I Was A Teen-Age Genetic Engineer
 

I joined the bioinformatics group at Genetics Institute in August 1995 just a few months after getting my undergraduate degree from WPI. Dr. David Merberg was my first supervisor and was the one responsible for triggering and supporting my interests in computational biology and technical computing

My post-college plan was to pursue a straight scientific career in bioinformatics or computational biology. It was only after Dr. Merberg let me teach myself Perl on company time did I start getting drawn towards scientific software development. I wrote small pieces of code to automate the boring parts of my job (analyzing cDNA sequences) and shared them with people in my group who encouraged me to take my one-off scripts and turn them into a straightforward pipeline that could be used by everyone.

Those initial cheesy perl scripts, CGI's and parsers ended up becoming the company's first high-throughput analysis pipeline. Soon enough our group was looking to purchase bigger Unix hardware. Once again Dr. Merberg let me get deeply involved with things that I was wildly unqualified for on paper and I ended up helping to purchase compute servers and storage arrays. Once the new hardware arrived I was hooked - building out and managing the technical computing infrastructure for our group consumed more and more of my time.

The immeasurable amount of value that the life science research community has gained from freely available software cemented my views regarding open source and led me to volunteer my own time and effort as a member of the BioPerl Project and the Open Bioinformatics Foundation.

As part of a promotion in 1998 I was formally taken off the company scientific career ladder and was given an IT-style title. This was also about the time that I started thinking that I could focus my career towards being a generalist or "bioinformatics hybrid" - a person who was not really an expert in any one field but had skills and practical experience spanning several disciplines.

From 1998-2000 I spent most of my time working on the scientific and technical computing infrastructure used by various scientists involved in bioinformatics, genomics and basic discovery research. I also proved without a doubt that I am essentially a generalist and infrastructure geek at heart.

The desire to concentrate on scientific infrastructure projects combined with fears of growing too complacent and comfortable after five years at Genetics Institute lead me to accept a position with Blackstone Computing (Formally Blackstone Technology Group).
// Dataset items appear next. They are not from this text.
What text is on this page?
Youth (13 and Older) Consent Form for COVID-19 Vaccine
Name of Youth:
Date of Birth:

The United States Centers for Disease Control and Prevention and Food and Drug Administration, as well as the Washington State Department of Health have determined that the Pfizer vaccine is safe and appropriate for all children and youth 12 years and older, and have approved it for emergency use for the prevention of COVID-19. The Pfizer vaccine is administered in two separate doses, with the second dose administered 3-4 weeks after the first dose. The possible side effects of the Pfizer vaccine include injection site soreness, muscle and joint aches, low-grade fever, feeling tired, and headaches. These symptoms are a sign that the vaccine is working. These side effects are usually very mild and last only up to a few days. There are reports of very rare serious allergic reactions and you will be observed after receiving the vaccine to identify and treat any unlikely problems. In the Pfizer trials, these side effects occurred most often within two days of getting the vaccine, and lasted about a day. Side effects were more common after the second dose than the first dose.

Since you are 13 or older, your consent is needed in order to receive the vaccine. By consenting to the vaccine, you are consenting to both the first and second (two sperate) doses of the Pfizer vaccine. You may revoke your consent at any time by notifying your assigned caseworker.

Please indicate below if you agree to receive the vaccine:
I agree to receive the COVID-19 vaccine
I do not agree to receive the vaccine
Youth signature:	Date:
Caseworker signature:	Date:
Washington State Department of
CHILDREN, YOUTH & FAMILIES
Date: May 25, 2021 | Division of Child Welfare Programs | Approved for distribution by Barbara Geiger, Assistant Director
At Blackstone I was a principal member of the life science consulting practice and my biggest solo project was building and integrating the VAMPIRE cluster for Vertex Pharmaceuticals.

I left Blackstone Computing in December 2001 so that I could have more time to work on labor-of-love projects like the Open Bioinformatics Foundation. A secondary reason was that the cash-hungry VC's and investors ran the company into the ground by transforming it from a respected consulting shop into a wannabe software company with grand IPO plans.

In January 2002 I hooked up with several of my ex-Blackstone consulting collegues. We had been successful together as a team and wanted to continue working together. Thus, BioTeam was born.